Zahlreiche Türen historischer Bauwerke standen auch in der Gemeinde Stuhr offen. Zum ersten Mal seit anderthalb Jahren ratterten die Räder wieder auf Hochtouren, bewegten sich die Riemen und vibrierten leicht die Holzdielen unter den Füßen der Besucher in der Wassermühle Heiligenrode. So lange nämlich war Besuchern der Zutritt aufgrund der Corona-Pandemie verwehrt gewesen, nur die Mitglieder der Mühlen-Gemeinschaft Heiligenrode ließen die Mechanik ab und zu laufen. "Das haben wir probehalber gemacht, weil wir sichergehen wollten, dass alles funktioniert", erklärte Rudolf Franke von der Mühlen-Gemeinschaft. Die Wassermühle von 1843 – die erste Erwähnung einer Wassermühle an jener Stelle war 1182 – ist ein komplexer Organismus, bei dem jedes Teil unverzichtbar ist. "Früher hat der Müller gehört, an welcher Stelle die Mechanik unrund lief", erklärte Rudolf Dahnken, gelernter Müller und Mühlenbaumeister. In ihrer Anfangszeit bestand die Mühlen-Gemeinschaft noch aus vielen Experten wie Dahnken. Ihnen ist es auch zu verdanken, dass das technische Wissen um die Funktionsweise der Mühle stets weitergegeben wird. "Wir suchen dringend Nachwuchs", sagte Dahnken. Besonders im Blick haben die Bewahrer der Mühle potenzielle Mitstreiter ab 50 Jahren, die sich auf die Mitarbeit konzentrieren können. "Es braucht viel Zeit, um die Zusammenhänge zu vermitteln", sagte Franke.

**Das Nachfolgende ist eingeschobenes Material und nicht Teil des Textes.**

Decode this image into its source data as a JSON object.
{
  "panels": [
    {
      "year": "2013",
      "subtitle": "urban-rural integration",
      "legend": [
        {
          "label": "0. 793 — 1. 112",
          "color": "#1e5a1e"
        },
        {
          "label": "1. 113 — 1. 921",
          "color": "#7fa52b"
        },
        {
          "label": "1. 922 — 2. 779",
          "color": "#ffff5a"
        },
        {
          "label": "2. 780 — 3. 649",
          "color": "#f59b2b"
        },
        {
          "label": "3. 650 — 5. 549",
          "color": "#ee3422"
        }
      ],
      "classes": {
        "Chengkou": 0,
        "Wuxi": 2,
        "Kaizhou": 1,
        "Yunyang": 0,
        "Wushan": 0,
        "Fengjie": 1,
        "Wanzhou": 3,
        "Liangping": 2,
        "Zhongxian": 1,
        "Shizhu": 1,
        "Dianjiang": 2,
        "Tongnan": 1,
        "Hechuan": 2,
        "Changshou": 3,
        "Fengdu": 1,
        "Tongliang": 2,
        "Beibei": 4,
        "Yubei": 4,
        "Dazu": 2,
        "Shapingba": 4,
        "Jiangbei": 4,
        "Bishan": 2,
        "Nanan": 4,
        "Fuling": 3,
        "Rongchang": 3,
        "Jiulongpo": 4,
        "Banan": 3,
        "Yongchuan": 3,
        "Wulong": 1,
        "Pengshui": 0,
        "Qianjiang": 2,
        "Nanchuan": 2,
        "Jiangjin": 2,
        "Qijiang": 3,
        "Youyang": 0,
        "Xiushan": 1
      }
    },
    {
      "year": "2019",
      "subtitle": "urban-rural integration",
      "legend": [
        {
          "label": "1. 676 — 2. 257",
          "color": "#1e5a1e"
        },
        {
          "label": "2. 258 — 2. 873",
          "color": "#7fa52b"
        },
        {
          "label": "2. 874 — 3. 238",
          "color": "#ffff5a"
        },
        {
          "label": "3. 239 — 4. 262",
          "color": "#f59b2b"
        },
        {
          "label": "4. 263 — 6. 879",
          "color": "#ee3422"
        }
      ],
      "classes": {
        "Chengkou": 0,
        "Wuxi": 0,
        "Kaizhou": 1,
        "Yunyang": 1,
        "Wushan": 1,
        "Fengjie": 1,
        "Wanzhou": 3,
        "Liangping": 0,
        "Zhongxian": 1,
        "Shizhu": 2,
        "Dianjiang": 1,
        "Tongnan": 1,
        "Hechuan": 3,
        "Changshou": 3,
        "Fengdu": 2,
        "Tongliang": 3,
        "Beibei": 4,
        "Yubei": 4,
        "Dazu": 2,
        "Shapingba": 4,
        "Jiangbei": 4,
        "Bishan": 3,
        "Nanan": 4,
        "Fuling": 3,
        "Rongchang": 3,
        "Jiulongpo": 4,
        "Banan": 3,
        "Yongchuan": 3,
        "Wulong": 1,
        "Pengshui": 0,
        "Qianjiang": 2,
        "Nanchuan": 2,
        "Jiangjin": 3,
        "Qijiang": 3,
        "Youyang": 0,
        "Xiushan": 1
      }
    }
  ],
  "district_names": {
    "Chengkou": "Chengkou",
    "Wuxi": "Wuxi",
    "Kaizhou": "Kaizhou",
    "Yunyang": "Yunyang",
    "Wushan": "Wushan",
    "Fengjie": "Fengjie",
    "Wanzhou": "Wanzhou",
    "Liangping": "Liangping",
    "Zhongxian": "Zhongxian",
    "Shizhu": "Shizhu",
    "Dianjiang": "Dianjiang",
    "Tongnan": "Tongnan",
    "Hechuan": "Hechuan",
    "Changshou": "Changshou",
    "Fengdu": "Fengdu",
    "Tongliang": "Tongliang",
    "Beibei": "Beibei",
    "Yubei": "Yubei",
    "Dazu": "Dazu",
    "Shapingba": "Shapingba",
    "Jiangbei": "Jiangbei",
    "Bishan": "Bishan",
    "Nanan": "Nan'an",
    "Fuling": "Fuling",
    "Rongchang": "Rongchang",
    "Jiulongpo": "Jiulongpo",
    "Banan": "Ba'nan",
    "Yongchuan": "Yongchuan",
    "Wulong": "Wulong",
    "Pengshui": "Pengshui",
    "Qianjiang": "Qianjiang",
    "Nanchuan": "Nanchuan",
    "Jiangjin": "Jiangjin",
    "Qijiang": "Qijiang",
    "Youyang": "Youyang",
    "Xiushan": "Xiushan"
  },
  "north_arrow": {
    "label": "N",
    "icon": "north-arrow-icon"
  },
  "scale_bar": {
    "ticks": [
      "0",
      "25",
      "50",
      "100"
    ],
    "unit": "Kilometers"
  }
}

Der Mühlenbetrieb ist zwar 1971 eingestellt worden, doch die Mitglieder der Mühlen-Gemeinschaft erweckten die Mühle beim Tag des offenen Denkmals, der in diesem Jahr auch eine Art Ersatz für den ausgefallenen Deutschen Mühlentag war, wieder zum Leben. So war von Rudolf Dahnken zu erfahren, welche Wege das Korn genommen hat, angefangen beim Trieur, der das Auslesen der Getreidekörner übernimmt, über die Schälmaschine bis hin zu den Mahldurchgängen. "Es war wichtig, dass immer genug Wasser da war, sonst musste der Müller die Mahlvorgänge auch unterbrechen", sagte Dahnken. Das bedeutete manchmal auch, dass die Mühle mitten in der Nacht mahlte.